Would you be able to post the ACTUAL code, as the devil is in the detail here.

--
Mats

Originally Posted by martinuk

Both compiled ok, but the Ver 1 has run time error.

Ah, but the error is probably produced by code that you did not show.

The problem is that since destoryButton takes its argument by value, b = NULL merely acts on the local copy of the pointer passed to the function. Consequently, in the caller, the pointer continues to point to the destroyed Button object. If later code performs a check for a null pointer before using the object pointed to, the check will conclude that the pointer is not a null pointer, leading to the use of the destroyed object, resulting in undefined behaviour that can be manifested in a run time error.

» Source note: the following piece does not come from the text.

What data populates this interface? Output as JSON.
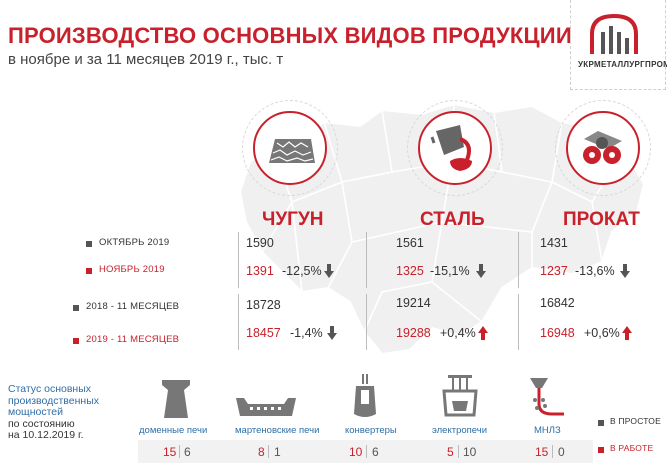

The solution is to change destoryButton to take its argument by reference. Actually, there's more: the check for NULL is unnecessary because it is safe to use delete on a null pointer. If you find yourself frequently writing code that uses delete followed by setting the pointer to a null pointer constant, consider writing a function template to do it for you, as described by Stroutrup's answer to Why doesn't delete zero out its operand?

You would then write:

Code:

void MainWindow::destoryButton(Button*& b)
{
    destroy(b);
}

Here is good advice to avoid confusion. Everything in C and C++ is passed by value. Everything. That means the value in the variable you pass is copied, a new variable is created, a local variable to the function, and is assigned the value from the variable you copy.
So if a new copy is made, how can we modify a variable in another function?
The easiest way, in C++, is simply to declare it a reference. Simplistically, we might say that the local "variable" in the function is an alias for the original variable that you pass, so it is modified instead of a local copy.

I hope that explains what happens and why.